IMG_083607.15.13  The Montana grandkids were picked up by their parents yesterday, after a week here at the lake by themselves.  In most years, there is a week in early August when they and their California cousins, their DC aunt and uncle, and respective parents, are here together for a high-energy family reunion with six children between the ages of 2 and 12.  And, there have been a few times in which one or two of the grandkids have been here alone, but this is the first time that all of them in one family have come to stay at Grandma’s.  It was at my invitation, and not because the parents needed childcare.

Some of my friends suggested I was nuts. Perhaps.  But, watching grandchildren grow up has keenly effected my sense of how fast time is going by.  Just a year or so ago, my oldest (the 12-year old) loved to snuggle with me at nap time (mine!) and I would tell him my hiking stories and exciting bear sightings.  Then there was one visit to his house in which he said he didn’t want to take a nap with me, and that was the end.  Suddenly, our relationship had changed as he began rapidly moving away from childhood.  I was stunned, actually.   I began to see into a future in which he would be so busy becoming a teen-ager and young adult that my time with him will slip away.  Maybe I wouldn’t feel this way if we all lived close enough to each another that I was a regular fixture in their lives, but he and his siblings are a seven-hour drive across the state, and then there are the California cousins…too far to attend soccer and football games, music recitals, even birthday parties.  All the things I guess I imagined I would do someday, even though there has been nothing about being a grandparent I could have predicted.

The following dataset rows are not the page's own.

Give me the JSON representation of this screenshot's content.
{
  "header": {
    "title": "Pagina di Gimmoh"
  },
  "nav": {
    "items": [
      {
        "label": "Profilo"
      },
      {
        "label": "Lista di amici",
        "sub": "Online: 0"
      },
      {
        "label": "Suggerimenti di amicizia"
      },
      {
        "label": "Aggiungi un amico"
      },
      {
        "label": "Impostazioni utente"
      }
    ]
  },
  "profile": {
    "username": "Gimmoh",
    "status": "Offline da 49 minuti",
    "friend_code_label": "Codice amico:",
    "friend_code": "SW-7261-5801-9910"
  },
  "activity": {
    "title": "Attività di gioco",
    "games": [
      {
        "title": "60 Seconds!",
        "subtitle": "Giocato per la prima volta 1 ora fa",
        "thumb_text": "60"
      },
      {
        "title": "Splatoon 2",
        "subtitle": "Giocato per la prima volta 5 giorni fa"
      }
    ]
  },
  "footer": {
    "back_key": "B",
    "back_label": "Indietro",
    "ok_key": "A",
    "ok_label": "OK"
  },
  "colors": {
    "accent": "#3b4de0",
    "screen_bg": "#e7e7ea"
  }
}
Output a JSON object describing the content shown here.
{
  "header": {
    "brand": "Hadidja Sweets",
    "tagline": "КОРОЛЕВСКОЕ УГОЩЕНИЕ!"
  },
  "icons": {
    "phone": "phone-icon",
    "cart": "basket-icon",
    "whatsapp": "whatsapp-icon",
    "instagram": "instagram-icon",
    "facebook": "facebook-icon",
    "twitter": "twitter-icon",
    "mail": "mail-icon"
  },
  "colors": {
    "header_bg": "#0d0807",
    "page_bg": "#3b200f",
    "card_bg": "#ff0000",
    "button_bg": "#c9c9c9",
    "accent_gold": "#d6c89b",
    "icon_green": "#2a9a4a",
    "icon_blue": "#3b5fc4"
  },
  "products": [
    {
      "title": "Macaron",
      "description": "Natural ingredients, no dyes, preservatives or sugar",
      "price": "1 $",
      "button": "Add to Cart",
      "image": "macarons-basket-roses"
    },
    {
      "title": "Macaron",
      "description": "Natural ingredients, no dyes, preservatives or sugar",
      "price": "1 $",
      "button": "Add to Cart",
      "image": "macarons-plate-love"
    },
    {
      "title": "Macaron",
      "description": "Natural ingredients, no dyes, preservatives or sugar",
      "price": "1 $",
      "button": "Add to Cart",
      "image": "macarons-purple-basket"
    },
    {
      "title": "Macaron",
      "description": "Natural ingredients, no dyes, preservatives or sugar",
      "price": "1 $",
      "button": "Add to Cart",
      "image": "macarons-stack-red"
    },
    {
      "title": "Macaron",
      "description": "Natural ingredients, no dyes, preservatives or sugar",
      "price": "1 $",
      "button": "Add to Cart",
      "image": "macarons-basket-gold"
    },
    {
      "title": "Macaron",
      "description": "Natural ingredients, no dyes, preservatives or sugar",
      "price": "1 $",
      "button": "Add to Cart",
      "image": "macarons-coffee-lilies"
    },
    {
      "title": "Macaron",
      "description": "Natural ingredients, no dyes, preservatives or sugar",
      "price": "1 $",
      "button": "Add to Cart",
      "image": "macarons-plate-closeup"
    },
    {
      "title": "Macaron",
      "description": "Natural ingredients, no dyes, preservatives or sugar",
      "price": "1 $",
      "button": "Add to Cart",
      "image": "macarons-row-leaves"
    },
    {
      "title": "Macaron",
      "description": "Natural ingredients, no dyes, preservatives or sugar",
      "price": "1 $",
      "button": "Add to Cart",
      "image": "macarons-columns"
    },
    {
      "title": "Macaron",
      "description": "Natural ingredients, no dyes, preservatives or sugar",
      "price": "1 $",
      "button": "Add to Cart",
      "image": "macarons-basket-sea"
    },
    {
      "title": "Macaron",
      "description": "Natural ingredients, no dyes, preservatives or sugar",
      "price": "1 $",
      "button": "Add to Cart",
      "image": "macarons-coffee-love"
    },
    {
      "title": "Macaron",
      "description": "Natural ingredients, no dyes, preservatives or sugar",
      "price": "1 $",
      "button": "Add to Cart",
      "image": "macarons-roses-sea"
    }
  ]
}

So, we swam in the lake, had s’mores by the campfire, took in a movie at the cineplex, went to a playground, had ice cream, and read a few chapters of Rudyard Kipling’s “Just So Stories.”  We even put up the old badminton set we’d had in the backyard of our Colorado home,  some twenty years ago now, when my girls were teen-agers.  Fletcher is the only one old enough to play.   I was quite rusty at first, but by the end of the week, we set a volley record of 24 hits.   As the parents were packing their van, we were still trying to make it to 25, and as they left, he told me, “You and Grandon should practice by yourselves before we come back next month so you can get better.”

I think I will.  He has no idea, of course, at how I am practicing being a grandmother all of the time.